Review: Undisputed
Set in Sweetwater maximum security prison in
California, we follow two boxers; Wesley Snipes’ Monroe Hutchens (all cool,
detached arrogance) and Ving Rhames’ ‘Iceman’ Chambers (all swagger and
intimidating badass arrogance) as they are set to collide and determine who is
the undisputed champ. The former has spent the last ten years honing his skills
behind bars and has a 67-0 record in prison-sanctioned fights to go with his
life sentence for a moment of uncontrolled anger. Meanwhile, ‘Iceman’ was still
the Heavyweight Champion of the world before being convicted and incarcerated
for rape (he says he’s innocent of course), and has now been sent to Sweetwater
in disgrace. The two try their best to downplay any feelings of being
threatened by one another, with the supremely arrogant ‘Iceman’ not really
taking the prison boxer all that seriously, whilst Hutchens sits alone in his
cell making complicated structures out of toothpicks and looking all Zen-like.

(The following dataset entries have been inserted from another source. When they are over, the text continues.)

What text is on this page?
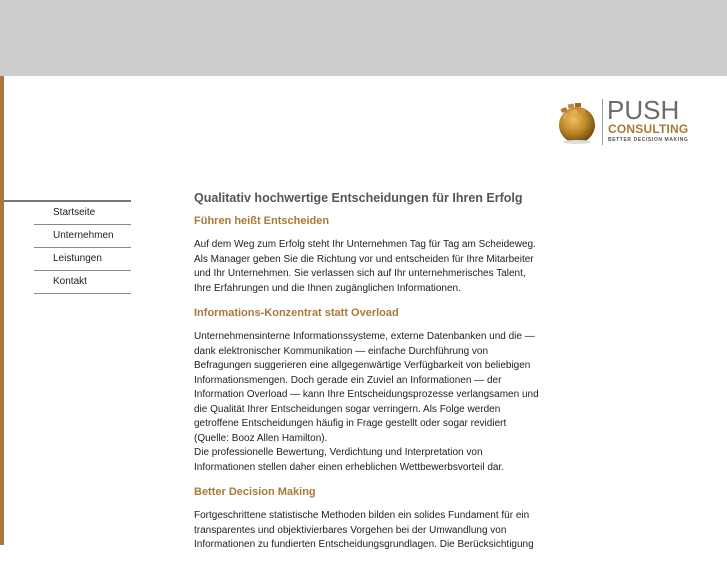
PUSH
CONSULTING
BETTER DECISION MAKING
Startseite
Unternehmen
Leistungen
Kontakt
Qualitativ hochwertige Entscheidungen für Ihren Erfolg
Führen heißt Entscheiden

Auf dem Weg zum Erfolg steht Ihr Unternehmen Tag für Tag am Scheideweg. Als Manager geben Sie die Richtung vor und entscheiden für Ihre Mitarbeiter und Ihr Unternehmen. Sie verlassen sich auf Ihr unternehmerisches Talent, Ihre Erfahrungen und die Ihnen zugänglichen Informationen.

Informations-Konzentrat statt Overload

Unternehmensinterne Informationssysteme, externe Datenbanken und die — dank elektronischer Kommunikation — einfache Durchführung von Befragungen suggerieren eine allgegenwärtige Verfügbarkeit von beliebigen Informationsmengen. Doch gerade ein Zuviel an Informationen — der Information Overload — kann Ihre Entscheidungsprozesse verlangsamen und die Qualität Ihrer Entscheidungen sogar verringern. Als Folge werden getroffene Entscheidungen häufig in Frage gestellt oder sogar revidiert (Quelle: Booz Allen Hamilton).

Die professionelle Bewertung, Verdichtung und Interpretation von Informationen stellen daher einen erheblichen Wettbewerbsvorteil dar.

Better Decision Making

Fortgeschrittene statistische Methoden bilden ein solides Fundament für ein transparentes und objektivierbares Vorgehen bei der Umwandlung von Informationen zu fundierten Entscheidungsgrundlagen. Die Berücksichtigung
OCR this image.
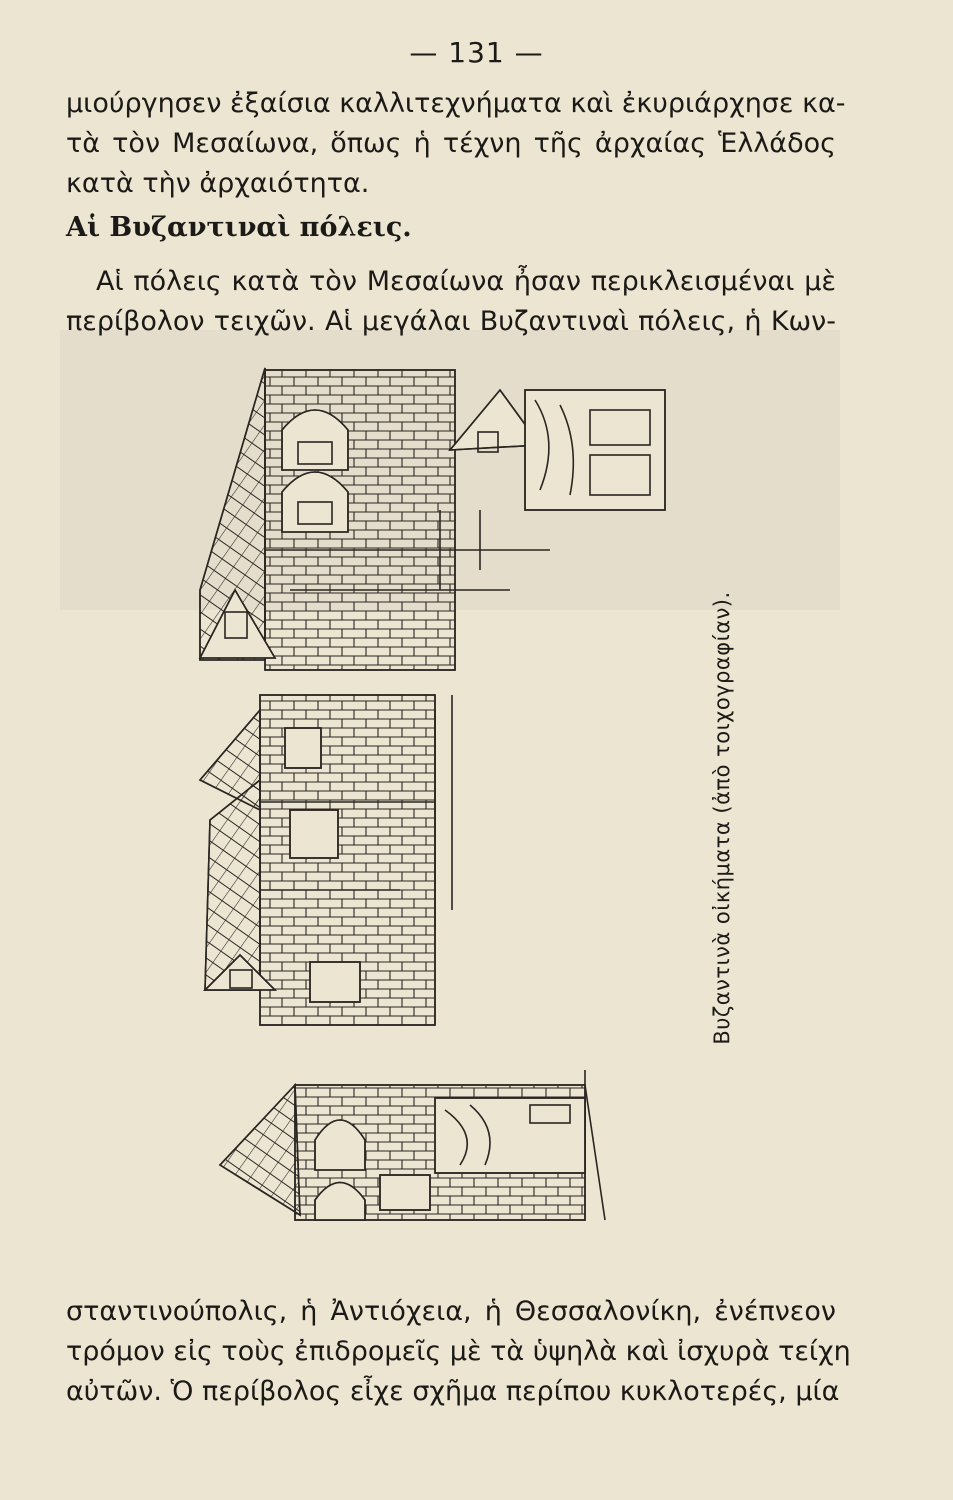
— 131 —
μιούργησεν ἐξαίσια καλλιτεχνήματα καὶ ἐκυριάρχησε κα-
τὰ τὸν Μεσαίωνα, ὅπως ἡ τέχνη τῆς ἀρχαίας Ἑλλάδος
κατὰ τὴν ἀρχαιότητα.
Αἱ Βυζαντιναὶ πόλεις.
Αἱ πόλεις κατὰ τὸν Μεσαίωνα ἦσαν περικλεισμέναι μὲ
περίβολον τειχῶν. Αἱ μεγάλαι Βυζαντιναὶ πόλεις, ἡ Κων-
Βυζαντινὰ οἰκήματα (ἀπὸ τοιχογραφίαν).
σταντινούπολις, ἡ Ἀντιόχεια, ἡ Θεσσαλονίκη, ἐνέπνεον
τρόμον εἰς τοὺς ἐπιδρομεῖς μὲ τὰ ὑψηλὰ καὶ ἰσχυρὰ τείχη
αὐτῶν. Ὁ περίβολος εἶχε σχῆμα περίπου κυκλοτερές, μία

Observing it all is foul-mouthed aging mobster Peter Falk, who is a long-time
scholar of the ‘sweet science’ and still holds sway inside and outside the
prison walls. Michael Rooker is the prison guard who acts as referee for the
fights, Wes Studi plays Rhames’ cellmate, whilst Fisher Stevens plays your
typical little runt prisoner that every prison movie has to have.
Rock-solid 2002 blend of prison movie and boxing
movie from filmmaker Walter Hill (“The Warriors”, “48 HRS”, “Streets
of Fire”) probably spends more time with foul-mouthed Falk than I would’ve
liked. Falk is memorable, sure, but very broad
and very profane. More scenes with
the enigmatic Snipes certainly would’ve helped (not to mention the talented Wes
Studi and Michael Rooker), and some won’t like that neither fighter is shown to
be an entirely good or bad guy.
Snipes (whose character was verging on being a
contender before he was imprisoned) and Rhames are both excellent (especially
the latter) and the film is still highly watchable and entertaining in an
old-fashioned B-movie kinda way. Sometimes that’ll do, and that is the case
here, even though I’m not much of a boxing guy. I just think that Hill’s
decision to give us little subtitle information (who they are, what they’re in
for, etc.) about each of the characters instead of actually giving us real
character depth hurts the film a bit.
Definitely one of Hill’s better B-movies of the last
couple of decades, even if it’s a bit of a stretch to think of Snipes and
Rhames fighting in the same weight division (Seriously, have you seen Rhames? If it were martial arts,
black belt Snipes might have a shot, but surely not the ‘sweet science’).
Scripted by Hill and David Giler (“Aliens”, “Skin Game”) the film
certainly lays on the Mike Tyson allusions awfully thick with Rhames’ character
(even having a Robin Givens-like character tell-all in a tabloid TV interview-
real subtle, Walter. Real subtle), without really laying judgement on him.